After attending the Convention in Detroit, I returned energized and with a renewed commitment towards progress on these issues and more! I hope you will join the 4Cs in our commitment to justice issues.
Joining me for their first convention were Lisa Calabrese, NVCC Chapter Officer for CCPs; Kimberly Small, Office Manager; and Greg Jackson, Internal Organizer. Returning to the convention were Bryan Bonina, 4Cs President and Steve Krevisky, 4Cs Secretary. Our Political Organizer, Bob Fernandez, was also invited as a guest of SEIU to speak on student debt.
And while Detroit wouldn’t make my top ten list of cities to visit, it had some cool areas.
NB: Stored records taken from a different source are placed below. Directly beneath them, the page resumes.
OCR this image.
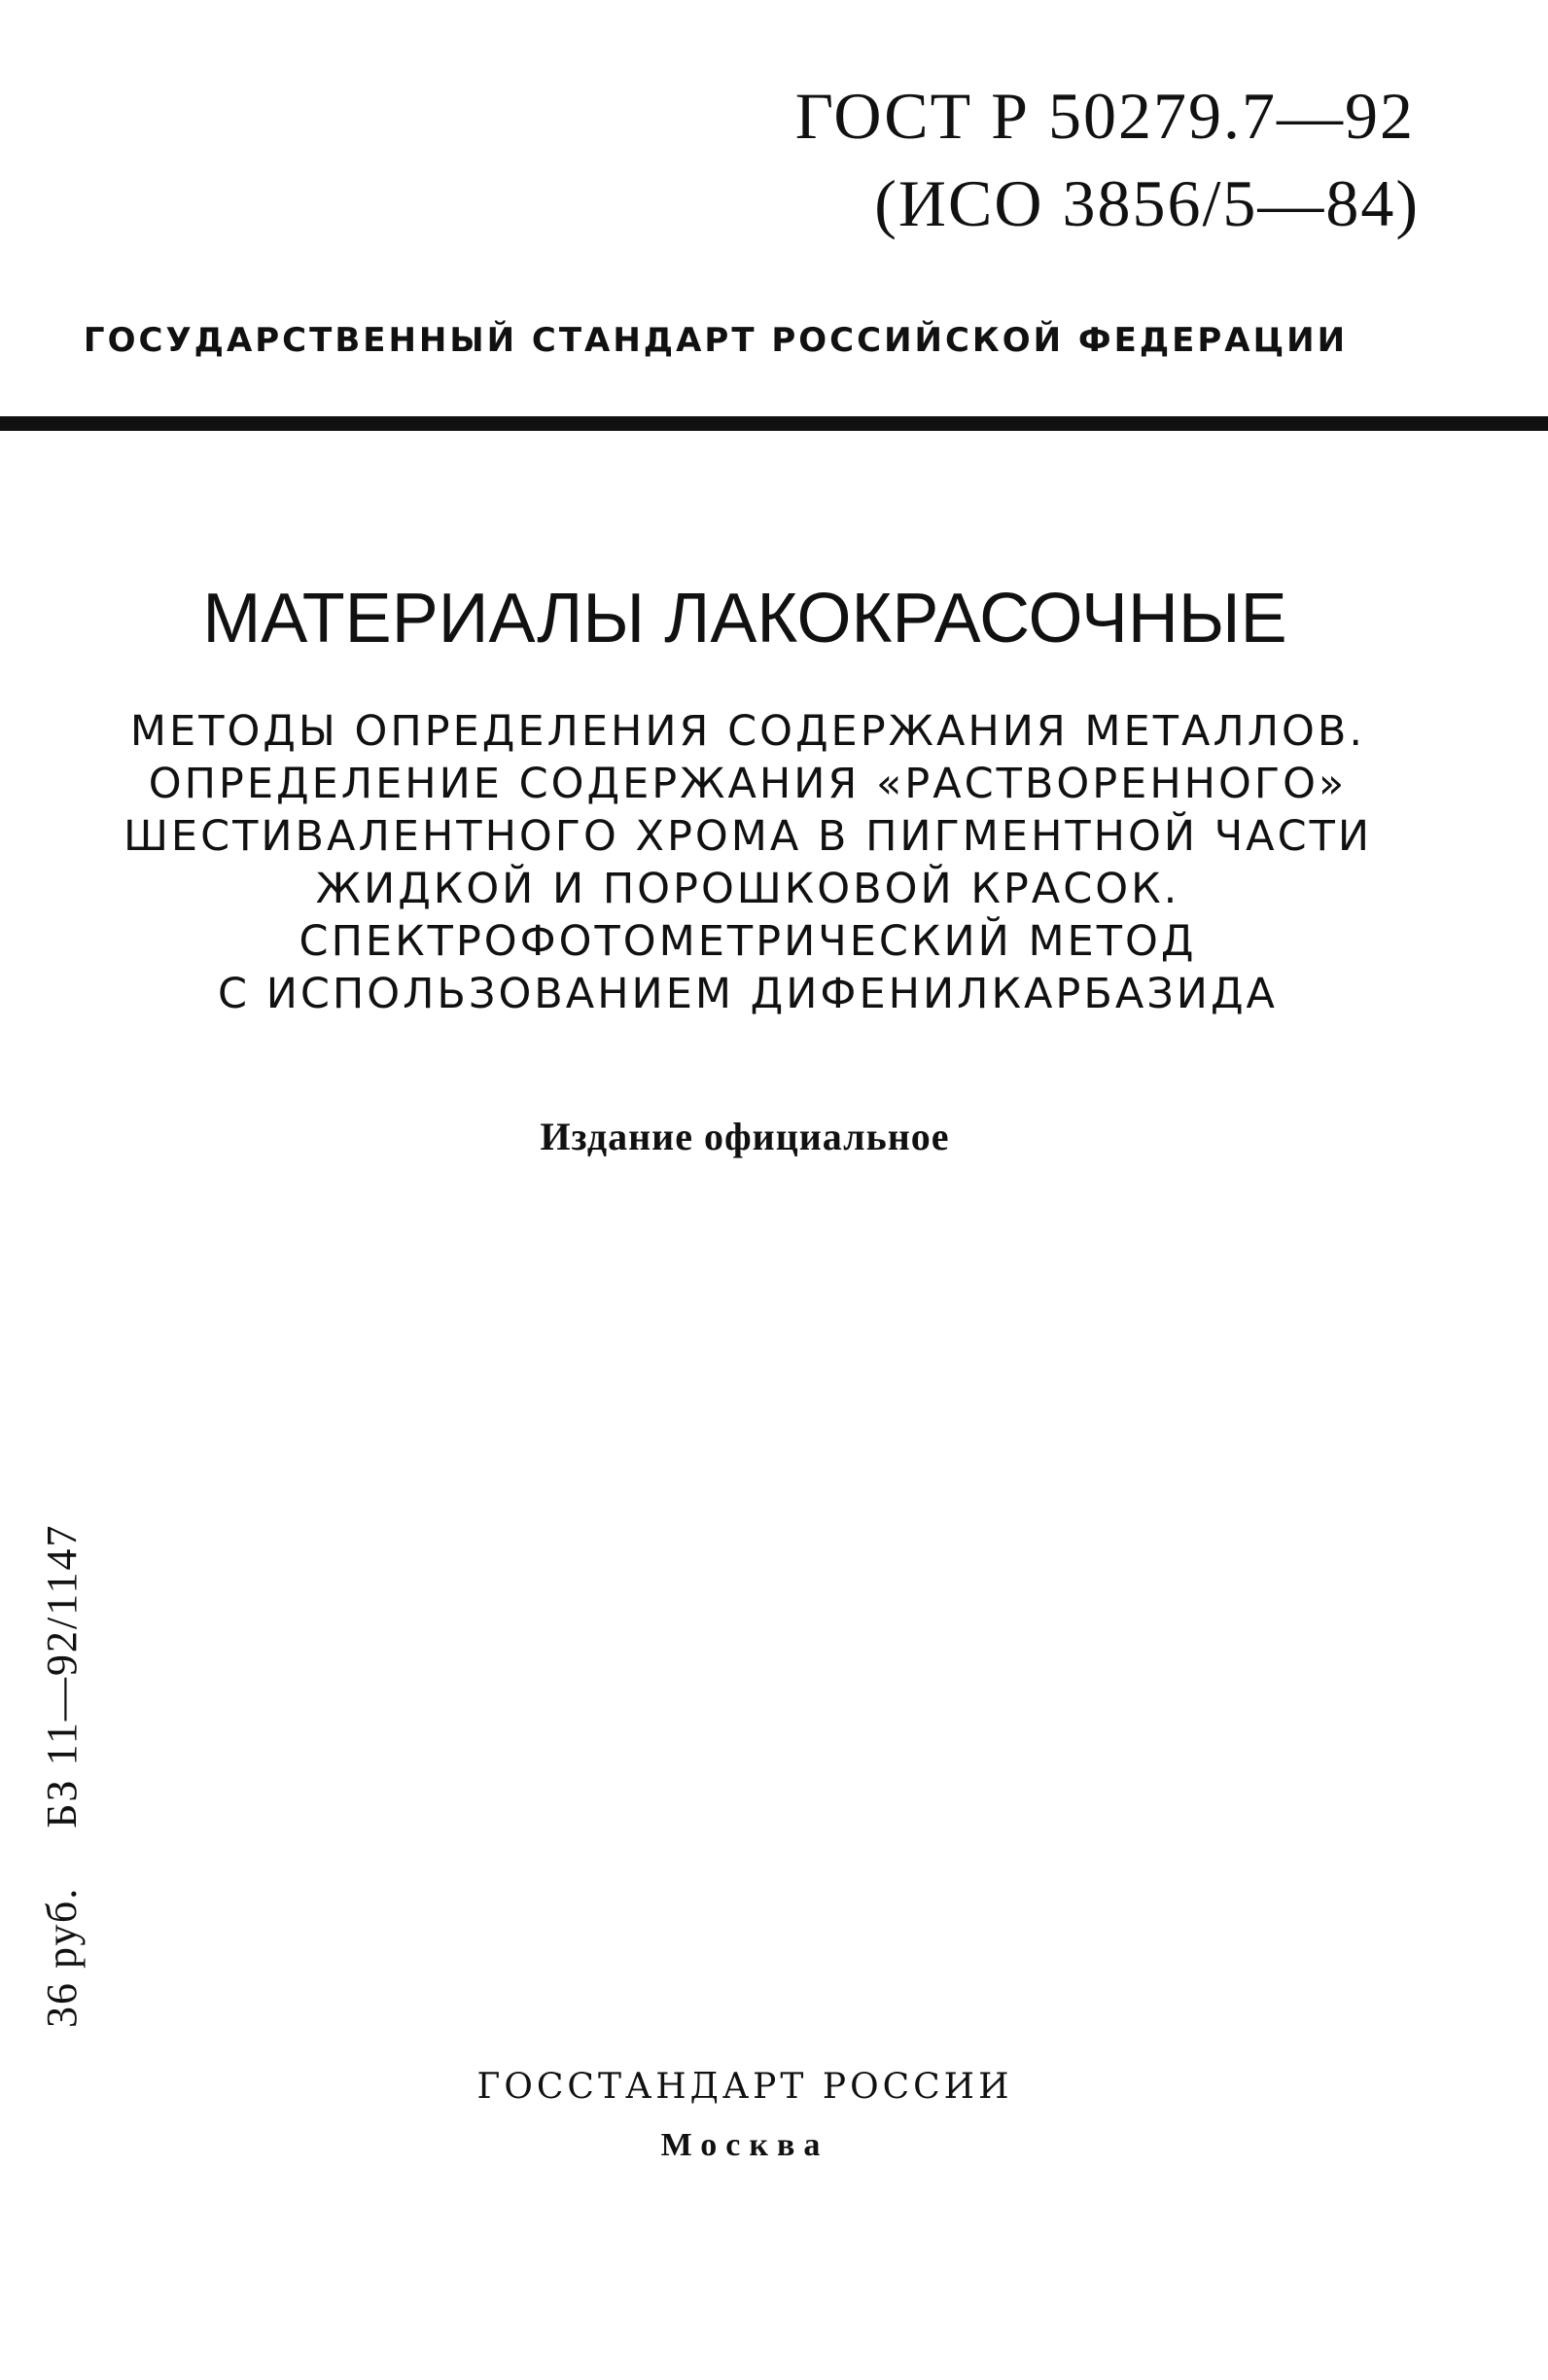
ГОСТ Р 50279.7—92
(ИСО 3856/5—84)
ГОСУДАРСТВЕННЫЙ СТАНДАРТ РОССИЙСКОЙ ФЕДЕРАЦИИ
МАТЕРИАЛЫ ЛАКОКРАСОЧНЫЕ
МЕТОДЫ ОПРЕДЕЛЕНИЯ СОДЕРЖАНИЯ МЕТАЛЛОВ.
ОПРЕДЕЛЕНИЕ СОДЕРЖАНИЯ «РАСТВОРЕННОГО»
ШЕСТИВАЛЕНТНОГО ХРОМА В ПИГМЕНТНОЙ ЧАСТИ
ЖИДКОЙ И ПОРОШКОВОЙ КРАСОК.
СПЕКТРОФОТОМЕТРИЧЕСКИЙ МЕТОД
С ИСПОЛЬЗОВАНИЕМ ДИФЕНИЛКАРБАЗИДА
Издание официальное
36 руб.БЗ 11—92/1147
ГОССТАНДАРТ РОССИИ
Москва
Belle Island in the river between Detroit and Canada seems like a fun place to spend a warm, summer day either in one of the many parks, playgrounds, beach or aquarium. Eastern Market on the weekends is bustling with local food merchants and artisans. Riverwalk, right outside of the COBO center, was a great walk along the river with a view of Canada, and it went right past the Michigan Labor Legacy Landmark, “Transcending,” a permanent reminder of the importance of labor in Detroit – a reminder of what we can achieve if we all work towards progress.